無名の新人2人を主役に迎え、主役級の俳優をわきを固めた贅沢も新鮮な映画。
石井裕也監督作品「町田くんの世界」
原作が同名タイトルの漫画だが、キャラクターを忠実に再現するのではなく、世界観は活かしながら、独自のキャラクターを作りあげたところが見どころ。ムチムチした町田くんのフォルムも親近感がわく。軽く兄弟にバカにされているところも、逆に愛が感じられる。町田くん役の細田佳央太さんのビー玉のような目も役に合っている。
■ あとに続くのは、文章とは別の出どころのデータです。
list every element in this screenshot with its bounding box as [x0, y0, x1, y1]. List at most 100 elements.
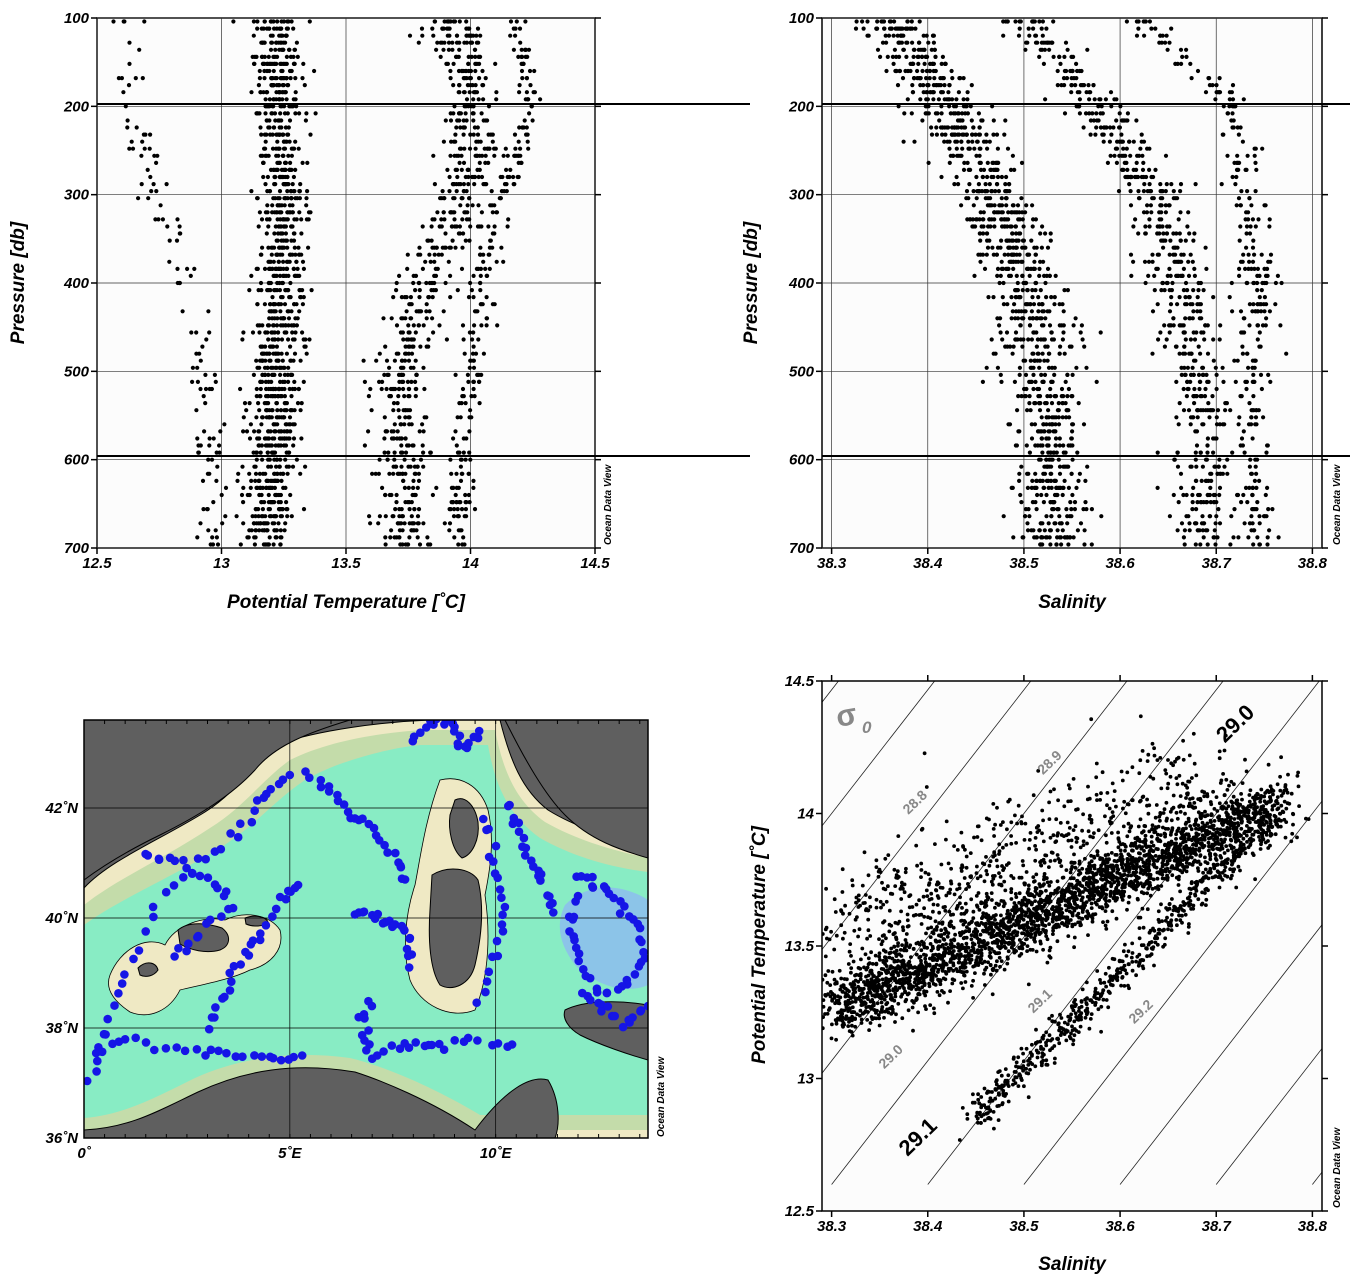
panel2-point: [1072, 507, 1077, 512]
panel1-point: [411, 280, 416, 286]
panel2-point: [1015, 210, 1020, 215]
panel2-point: [1045, 464, 1050, 469]
isopycnal-line: [1023, 800, 1322, 1185]
panel2-point: [936, 83, 942, 88]
panel2-point: [1266, 507, 1271, 512]
panel1-point: [432, 259, 437, 264]
panel1-point: [259, 500, 264, 505]
panel2-point: [1253, 464, 1258, 469]
panel1-point: [291, 146, 296, 151]
panel2-point: [1150, 252, 1155, 257]
panel1-point: [366, 394, 371, 399]
panel2-point: [1179, 372, 1184, 377]
panel2-point: [1059, 521, 1064, 526]
station-dot: [114, 989, 123, 998]
panel2-point: [1011, 344, 1016, 349]
panel2-point: [1206, 401, 1211, 406]
panel1-point: [461, 182, 466, 187]
panel2-point: [901, 47, 906, 52]
panel1-point: [500, 174, 505, 180]
panel1-point: [268, 443, 274, 448]
panel1-point: [485, 118, 490, 123]
panel2-point: [1248, 457, 1253, 462]
panel1-point: [281, 146, 287, 151]
panel2-point: [1058, 61, 1063, 66]
panel2-point: [880, 40, 886, 45]
panel1-point: [259, 443, 264, 448]
panel1-point: [277, 33, 282, 38]
panel1-point: [297, 111, 302, 116]
panel2-point: [1164, 231, 1169, 236]
panel1-point: [257, 471, 262, 476]
panel2-point: [1011, 535, 1016, 540]
panel2-point: [1011, 259, 1016, 264]
panel2-point: [1143, 280, 1148, 286]
panel1-point: [458, 478, 464, 483]
panel1-point: [288, 372, 293, 377]
panel2-point: [1232, 358, 1237, 363]
panel1-point: [519, 47, 524, 52]
panel1-point: [395, 401, 400, 406]
panel2-point: [1038, 457, 1043, 462]
panel2-point: [1253, 189, 1258, 194]
panel1-point: [269, 309, 274, 314]
panel2-point: [1152, 273, 1157, 278]
panel2-point: [1186, 259, 1191, 264]
panel2-point: [1177, 351, 1182, 356]
panel2-point: [1194, 507, 1199, 512]
panel1-point: [401, 478, 406, 483]
panel1-point: [185, 266, 190, 271]
panel2-point: [853, 26, 859, 31]
panel1-point: [433, 273, 439, 278]
panel1-point: [256, 401, 261, 406]
panel2-point: [1184, 47, 1189, 52]
panel2-point: [1235, 492, 1241, 498]
panel1-y-axis-title: Pressure [db]: [8, 221, 29, 344]
panel1-point: [407, 415, 412, 420]
panel1-point: [273, 167, 279, 172]
panel1-point: [276, 40, 281, 45]
panel1-point: [277, 464, 282, 469]
panel1-point: [270, 295, 275, 300]
panel1-point: [277, 365, 282, 370]
panel1-point: [306, 210, 312, 215]
panel2-point: [998, 372, 1003, 377]
panel1-point: [279, 118, 284, 123]
panel2-point: [917, 76, 922, 81]
station-dot: [602, 988, 612, 998]
panel1-point: [282, 379, 287, 384]
panel2-point: [994, 132, 1000, 137]
panel2-point: [1043, 280, 1048, 286]
panel2-point: [932, 76, 937, 81]
panel1-point: [456, 528, 461, 533]
panel2-point: [1049, 422, 1055, 427]
panel1-point: [495, 323, 500, 328]
panel1-point: [272, 521, 277, 526]
panel1-point: [273, 492, 278, 498]
panel1-point: [467, 196, 472, 201]
panel2-point: [951, 104, 957, 109]
panel1-ytick-label: 300: [64, 187, 90, 204]
panel1-point: [291, 97, 296, 102]
panel2-point: [1016, 33, 1022, 38]
panel1-point: [377, 457, 382, 462]
panel1-point: [286, 323, 291, 328]
panel2-point: [1134, 33, 1140, 38]
map-deep-sea: [84, 745, 648, 1118]
panel1-point: [294, 259, 299, 264]
panel1-point: [463, 457, 468, 462]
panel1-points: [111, 19, 543, 547]
station-dot: [441, 720, 451, 725]
panel2-point: [1188, 252, 1193, 257]
panel2-point: [1210, 394, 1215, 399]
station-dot: [275, 892, 285, 902]
panel1-point: [207, 443, 212, 448]
panel2-point: [1165, 224, 1170, 229]
panel1-point: [424, 280, 429, 286]
panel1-point: [206, 309, 211, 314]
panel1-point: [251, 19, 256, 24]
panel1-point: [253, 464, 258, 469]
panel1-point: [506, 217, 511, 222]
panel1-point: [451, 436, 456, 441]
panel1-point: [268, 259, 273, 264]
私は映画の町田くんの方が好きだ。
フレッシュな主役2人を支えるわき役陣が超豪華。岩田剛典 さんや前田敦子さんが高校生役なんて、違和感しかないのだが、その違和感が漫画チックで、いい意味で現実離れしている世界を作り上げている。
ヤマギワMVPは猪原奈々役の関水渚さん。瑞々しいけど、クセがある。最後のプールのシーンも素敵だった。幅広く役をこなせそうで今後に期待。
主役2人が全力疾走するなか、ちょっとしか登場しないキャリア組が「どうだ!」と言わんばかりの演技をするのが、なんだか微笑ましい。奈々に恋する亮太役の仲野太賀さんの切ない表現も素敵だったし、高畑充希さんの安定感に風格すら感じた。
後半の風船シーンが冗長だったような気がするが、最後のプールのシーンは二人の透明感を際立たせていてよかったと思う。
ところで、風船のシーンの後に必ず奈々がはっと目覚める。この映画のすべて、町田くんの優しさも、好意を持ってくれた疎外感を感じていた自分を受け入れてくれたクラスメートも、すべては奈々の夢だったのではなかろうか。この愛に満ちた世界はすべて。